While the Pentagon seldom singles out China as potential adversary publically, the growing capability of the People’s Liberation Army (PLA) — especially the PLA Navy’s (PLAN) — drives larger strategy discussions in the military and in Congress.
Military planners present the problem of Anti-Access Area Denial (A2/AD) — the ability of a force to deny a superior force access to a particular area — agnostically without mentioning specific countries or regions
“It would be antagonistic to any country to openly say that we are preparing [for conflict],” Greenert said later to reporters.
The Pentagon ultimately wants to be able to access any part of the globe with military forces in an all-domain access plan and worked through the all-service Air Sea Battle Office.
“Air Sea Battle is about access and assuring access, and that’s anywhere in the world, it is our intention [to have] all domain access as part of our strategy,” Greenert said in the meeting with reporters.
But key strategic crossroads, like the Strait of Hormuz, the areas around North Korea and the South China Seas are omnipresent in any discussion of A2/AD threats.

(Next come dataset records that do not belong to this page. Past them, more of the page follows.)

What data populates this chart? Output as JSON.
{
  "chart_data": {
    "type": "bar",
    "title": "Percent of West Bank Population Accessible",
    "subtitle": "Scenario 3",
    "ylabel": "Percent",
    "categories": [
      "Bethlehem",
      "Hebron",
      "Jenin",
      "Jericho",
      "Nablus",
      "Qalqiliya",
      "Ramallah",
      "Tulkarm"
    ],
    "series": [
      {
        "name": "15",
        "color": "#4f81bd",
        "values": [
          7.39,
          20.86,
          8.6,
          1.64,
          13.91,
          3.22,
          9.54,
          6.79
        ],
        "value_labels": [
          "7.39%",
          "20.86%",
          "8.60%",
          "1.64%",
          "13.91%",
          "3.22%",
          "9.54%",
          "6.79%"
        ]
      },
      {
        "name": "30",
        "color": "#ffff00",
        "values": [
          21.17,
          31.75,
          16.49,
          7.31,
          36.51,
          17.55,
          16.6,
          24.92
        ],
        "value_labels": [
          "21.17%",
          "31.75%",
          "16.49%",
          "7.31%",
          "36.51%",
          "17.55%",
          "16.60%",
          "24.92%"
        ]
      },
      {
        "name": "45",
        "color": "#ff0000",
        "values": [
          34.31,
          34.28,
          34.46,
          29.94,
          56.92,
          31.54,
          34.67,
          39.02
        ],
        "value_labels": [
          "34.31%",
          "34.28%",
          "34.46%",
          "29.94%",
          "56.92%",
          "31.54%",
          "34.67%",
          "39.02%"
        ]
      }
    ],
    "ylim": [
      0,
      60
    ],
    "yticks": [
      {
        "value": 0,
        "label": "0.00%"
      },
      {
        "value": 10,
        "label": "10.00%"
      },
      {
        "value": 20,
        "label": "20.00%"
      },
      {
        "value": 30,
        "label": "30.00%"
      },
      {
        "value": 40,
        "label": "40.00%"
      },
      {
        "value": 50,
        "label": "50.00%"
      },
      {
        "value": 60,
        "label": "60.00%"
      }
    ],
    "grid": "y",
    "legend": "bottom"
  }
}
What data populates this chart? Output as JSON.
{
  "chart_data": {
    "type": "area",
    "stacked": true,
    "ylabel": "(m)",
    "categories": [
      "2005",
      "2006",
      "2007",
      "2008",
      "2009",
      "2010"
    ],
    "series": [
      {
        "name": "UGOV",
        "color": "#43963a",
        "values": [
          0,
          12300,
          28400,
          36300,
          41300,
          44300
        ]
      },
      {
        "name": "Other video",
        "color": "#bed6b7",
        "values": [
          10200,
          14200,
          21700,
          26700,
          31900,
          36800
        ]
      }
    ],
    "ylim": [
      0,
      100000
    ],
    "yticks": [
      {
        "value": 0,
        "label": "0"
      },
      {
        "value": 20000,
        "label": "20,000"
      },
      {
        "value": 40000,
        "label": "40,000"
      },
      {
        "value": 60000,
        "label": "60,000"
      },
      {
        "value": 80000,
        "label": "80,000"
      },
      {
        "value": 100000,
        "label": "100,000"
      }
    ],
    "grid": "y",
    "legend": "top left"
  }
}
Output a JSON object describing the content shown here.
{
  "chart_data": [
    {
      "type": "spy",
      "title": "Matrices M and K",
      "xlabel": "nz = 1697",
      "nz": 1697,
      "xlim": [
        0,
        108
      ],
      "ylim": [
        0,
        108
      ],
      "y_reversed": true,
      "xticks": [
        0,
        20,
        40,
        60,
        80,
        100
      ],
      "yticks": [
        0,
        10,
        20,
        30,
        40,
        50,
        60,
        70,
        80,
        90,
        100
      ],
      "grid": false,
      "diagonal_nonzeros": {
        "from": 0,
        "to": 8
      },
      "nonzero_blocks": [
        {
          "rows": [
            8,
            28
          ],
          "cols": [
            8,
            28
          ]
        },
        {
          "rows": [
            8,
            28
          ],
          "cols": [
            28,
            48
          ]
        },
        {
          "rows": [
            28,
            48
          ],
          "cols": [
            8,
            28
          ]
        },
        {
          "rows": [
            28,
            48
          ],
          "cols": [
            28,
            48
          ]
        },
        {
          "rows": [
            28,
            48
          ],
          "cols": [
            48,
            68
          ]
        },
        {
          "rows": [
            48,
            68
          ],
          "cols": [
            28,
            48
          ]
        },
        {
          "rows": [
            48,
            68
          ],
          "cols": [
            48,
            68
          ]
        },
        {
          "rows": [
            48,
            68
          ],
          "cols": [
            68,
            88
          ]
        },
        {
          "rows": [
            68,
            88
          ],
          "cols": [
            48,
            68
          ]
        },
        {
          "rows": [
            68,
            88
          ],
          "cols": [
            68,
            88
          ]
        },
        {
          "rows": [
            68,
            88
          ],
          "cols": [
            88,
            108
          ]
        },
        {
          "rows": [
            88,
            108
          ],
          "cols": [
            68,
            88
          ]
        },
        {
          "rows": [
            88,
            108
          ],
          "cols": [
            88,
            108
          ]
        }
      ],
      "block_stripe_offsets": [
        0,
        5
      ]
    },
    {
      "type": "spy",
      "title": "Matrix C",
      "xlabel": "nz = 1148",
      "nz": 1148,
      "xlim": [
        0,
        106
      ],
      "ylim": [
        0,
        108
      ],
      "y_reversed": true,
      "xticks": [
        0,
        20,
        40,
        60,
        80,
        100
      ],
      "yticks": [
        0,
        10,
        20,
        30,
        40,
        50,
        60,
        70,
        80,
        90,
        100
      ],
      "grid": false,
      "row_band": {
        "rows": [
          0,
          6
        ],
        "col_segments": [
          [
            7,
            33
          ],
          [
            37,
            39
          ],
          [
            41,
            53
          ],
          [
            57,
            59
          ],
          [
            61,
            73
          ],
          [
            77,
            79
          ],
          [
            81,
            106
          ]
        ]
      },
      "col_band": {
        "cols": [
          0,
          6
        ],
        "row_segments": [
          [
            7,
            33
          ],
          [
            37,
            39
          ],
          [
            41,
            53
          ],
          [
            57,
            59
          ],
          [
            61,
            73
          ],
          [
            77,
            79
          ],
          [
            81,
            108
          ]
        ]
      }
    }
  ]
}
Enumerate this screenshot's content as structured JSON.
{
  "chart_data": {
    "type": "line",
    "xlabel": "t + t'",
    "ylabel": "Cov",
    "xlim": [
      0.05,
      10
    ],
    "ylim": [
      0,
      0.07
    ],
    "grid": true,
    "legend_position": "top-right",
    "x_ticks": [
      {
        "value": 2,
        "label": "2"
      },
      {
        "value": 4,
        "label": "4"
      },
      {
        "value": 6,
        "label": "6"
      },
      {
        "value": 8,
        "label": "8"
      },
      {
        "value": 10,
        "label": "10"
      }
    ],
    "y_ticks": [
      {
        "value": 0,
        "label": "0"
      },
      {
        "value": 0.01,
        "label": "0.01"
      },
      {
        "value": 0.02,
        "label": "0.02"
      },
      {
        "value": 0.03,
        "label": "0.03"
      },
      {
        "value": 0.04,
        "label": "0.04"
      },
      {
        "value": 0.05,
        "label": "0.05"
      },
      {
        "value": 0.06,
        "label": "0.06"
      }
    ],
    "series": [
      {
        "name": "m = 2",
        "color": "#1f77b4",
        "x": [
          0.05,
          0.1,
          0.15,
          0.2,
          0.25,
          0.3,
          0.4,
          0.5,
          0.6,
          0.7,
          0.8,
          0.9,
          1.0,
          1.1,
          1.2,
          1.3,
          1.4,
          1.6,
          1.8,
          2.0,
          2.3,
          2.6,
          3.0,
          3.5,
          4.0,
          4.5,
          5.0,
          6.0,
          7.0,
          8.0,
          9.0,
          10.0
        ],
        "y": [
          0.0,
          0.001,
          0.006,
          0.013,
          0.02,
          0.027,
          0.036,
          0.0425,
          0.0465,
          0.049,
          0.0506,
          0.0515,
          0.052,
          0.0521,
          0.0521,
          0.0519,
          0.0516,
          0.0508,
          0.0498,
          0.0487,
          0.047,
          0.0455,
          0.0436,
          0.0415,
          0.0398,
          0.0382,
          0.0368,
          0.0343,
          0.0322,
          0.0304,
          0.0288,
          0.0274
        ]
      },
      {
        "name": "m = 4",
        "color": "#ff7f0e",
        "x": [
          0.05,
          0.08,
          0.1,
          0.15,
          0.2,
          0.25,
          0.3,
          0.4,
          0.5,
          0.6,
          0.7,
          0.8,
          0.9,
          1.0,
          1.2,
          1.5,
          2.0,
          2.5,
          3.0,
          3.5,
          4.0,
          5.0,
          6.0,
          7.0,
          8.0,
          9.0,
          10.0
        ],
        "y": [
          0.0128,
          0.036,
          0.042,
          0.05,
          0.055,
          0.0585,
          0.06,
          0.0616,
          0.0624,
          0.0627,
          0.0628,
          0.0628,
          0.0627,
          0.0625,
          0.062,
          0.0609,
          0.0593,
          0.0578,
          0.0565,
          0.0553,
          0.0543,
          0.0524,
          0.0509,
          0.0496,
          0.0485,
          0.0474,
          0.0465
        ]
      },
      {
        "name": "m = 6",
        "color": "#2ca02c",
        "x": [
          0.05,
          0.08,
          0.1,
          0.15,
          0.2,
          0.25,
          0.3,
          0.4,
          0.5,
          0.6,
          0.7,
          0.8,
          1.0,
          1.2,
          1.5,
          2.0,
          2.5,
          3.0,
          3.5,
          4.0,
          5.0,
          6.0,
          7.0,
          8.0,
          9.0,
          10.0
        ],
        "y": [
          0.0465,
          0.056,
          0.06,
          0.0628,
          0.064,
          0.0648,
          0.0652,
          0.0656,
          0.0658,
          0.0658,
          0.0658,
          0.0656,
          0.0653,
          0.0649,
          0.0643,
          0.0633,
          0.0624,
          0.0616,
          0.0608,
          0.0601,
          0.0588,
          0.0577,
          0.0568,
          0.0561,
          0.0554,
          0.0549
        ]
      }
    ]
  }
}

To be fair, U.S. strategists constantly generate plans based on a variety of scenarios, no matter how unlikely. For example the U.S. in the lead up to World War II had a war plan designed to counter an attack from the British Isles and more recently created a plan to handle a so-called zombie infestation.
However, the ultimate plan that guided U.S. construction ahead of World War II was War Plan Orange, the plan that focused on the contingency of an expansionist Japanese Empire.
While Chinese capabilities are surely in the mind of U.S. strategists, the Pentagon is also seeking closer military-to-military relationship with Beijing and the PLA.
China is sending four ships to the U.S. led Rim of the Pacific (RIMPAC) 2014 multi-national exercise later this month and Greenert and his wife are set to meet his counterpart, PLAN chief Adm. Wu Shengliin, in a July visit to China.
China and the U.S. are also signatories to the Conduct Unplanned Encounters at Sea (CUES).
A late 2013 run-in between a PLAN amphibious ship and the guided missile cruiser USS Cowpens (CG-63), in part, prompted 21 Pacific nations to sign a military maritime rules-of-the-road earlier this year.
“My view when people ask me ‘what are you going to do about the South China Sea?’ [I say] we’re going to manage it, we’re going to work CUES,” Greenert said.
“We’ve got to manage through it, kiddo.”
Greenert’s view on discussing countering China openlly was disputed by at least one speaker at the Current Strategy Forum.
“I think it’s important for leaders to find ways to talk about China as a military rival,” in order to inform civilian leadership, Aaron Friedberg, a professor at Princeton University said in a later panel.